Prendi il largo!

QUINTA DOMENICA DEL TEMPO ORDINARIO – Anno C

Isaia, Paolo, Simon Pietro. Tre personaggi diversi accomunati dalla chiamata di Dio. Isaia lo vide – così egli confessa – «seduto su un trono alto ed elevato» e si sentì perduto, perché i suoi occhi avevano visto il re, nonostante «un uomo dalle labbra impure io sono e in mezzo a un popolo dalle labbra impure io abito». Paolo racconta di essere stato «ultimo fra tutti» a godere dell’apparizione di Gesù morto e risorto, «come a un aborto», cioè come a uno la cui vita non conta nulla. Simon Pietro è l’unico dei tre che con Dio si è trovato faccia a faccia nella sua barca di pesca, ove Gesù è salito per insegnare e per gettare le reti, e la sua reazione è di stupore e di indegnità: «Signore, allontanati da me, perché sono un peccatore».

Questi tre uomini, evidentemente, non sono stati chiamati da Dio e cercati da Cristo perché erano perfetti, e le stesse loro parole non mettono in difficoltà la tenacia di chi li vuole e li chiama come propri apostoli. Questa considerazione non è di poco conto, se anche noi avvertiamo di essere uomini o donne dalle labbra impure, peccatori o all’ultimo posto davanti al Signore, e crediamo così di essere inadatti al compito che Egli vuole affidarci. Non ci ha scelti ad essere cristiani perché siamo i più bravi, e quindi le nostre scuse non valgono. Dio sa che non siamo perfetti e conosce le nostre imperfezioni ben più di quanto possiamo conoscerle noi, eppure il Vangelo – quello stesso che san Paolo riassume così bene, scrivendo alla comunità di Corinto – resta affidato a noi, a noi annunciato, e da noi deve essere testimoniato, pur con le nostre lentezze, i nostri ripensamenti e le resistenze che opponiamo.

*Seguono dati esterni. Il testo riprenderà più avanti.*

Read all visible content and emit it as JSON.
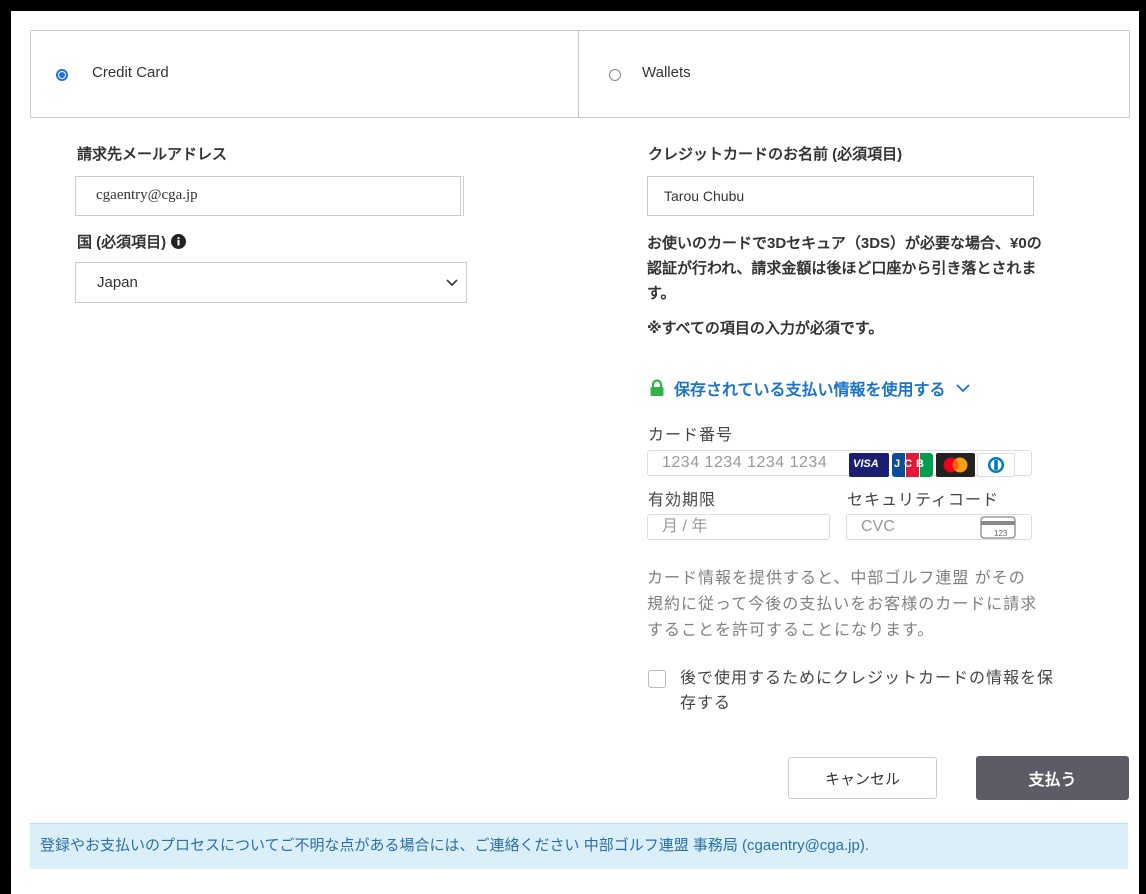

A partire da una barca vuota, Gesù invita Simon Pietro a prendere il largo. Duc in altum!. Mi colpisce sempre questo invito di Gesù a Simon Pietro e ritengo che queste parole siano il programma del cristiano nel mondo. Prendere il largo significa condurre Gesù, sulla propria barca, là dove la gente vive, ama, soffre. In altum nella lingua latina può trasmettere l’idea sia dell’altezza, che della lontananza e anche della profondità. Qui, riferito al mare, esprime il comando di allontanarsi dalla sicurezza della riva per affrontare il mare aperto. Recuperando i tre significati, potremmo dire che Gesù ci invita ad abbandonare l’ovvietà della terraferma per condurre la nostra vita nelle altezze del Vangelo, e condurla ovunque, lontano, e soprattutto farla penetrare nel profondo della nostra interiorità e nel profondo del cuore di ogni uomo che incontriamo.

Se ci pensiamo bene, nella Scrittura c’è un aspetto veramente curioso. Quando Dio pensa il primo uomo, lo mette in un giardino, lo immagina abitante della terra, coltivatore di un campo, alle prese con arature, seminagioni e mietiture. Quando, invece, pensa il primo apostolo, lo sceglie pescatore e gli ordina di affrontare il mare aperto. La terra è il paradiso della creazione, il mare è lo scenario della nuova creazione inaugurata da Cristo. Ci fu bisogno di custodi della terra, c’è bisogno ora di ardimentosi navigatori del mare. Terra e mare rappresentano simbolicamente i due aspetti fondamentali della vita: la terra dice sicurezza, il mare pericolo; la terra trasmette solidità, il mare instabilità; la terra ha le sue strade, il mare è avventura.

Sarebbe stato assai difficile ordinare ad Adamo di… prendere il largo in un giardino terrestre, mentre il coltivare non si addice a chi cavalca le onde del mare. Certo è che, se la vita è un cammino, è assai più facile seguire il solco per il contadino che prendere il largo per il pescatore. Il solco – magari tracciato da Cristo stesso – è una via sicura, e il seguirlo ti dà la sensazione di essere sulla strada giusta. Nel mare aperto, invece, la strada è tra le onde e bisogna orientarsi con le stelle, proprio guardando… in alto, secondo uno dei significati di quella stupenda parola di Gesù a Simone: Duc in altum!

Quando Dio pensò il primo uomo – l’uomo della terra – lo volle perfetto, ed egli si fece peccatore. Quando Gesù pensò il primo apostolo – l’uomo del mare – lo volle scegliere peccatore perché divenisse perfetto. E si diventa perfetti, solo accettando il rischio, sulla Sua parola, di prendere il largo.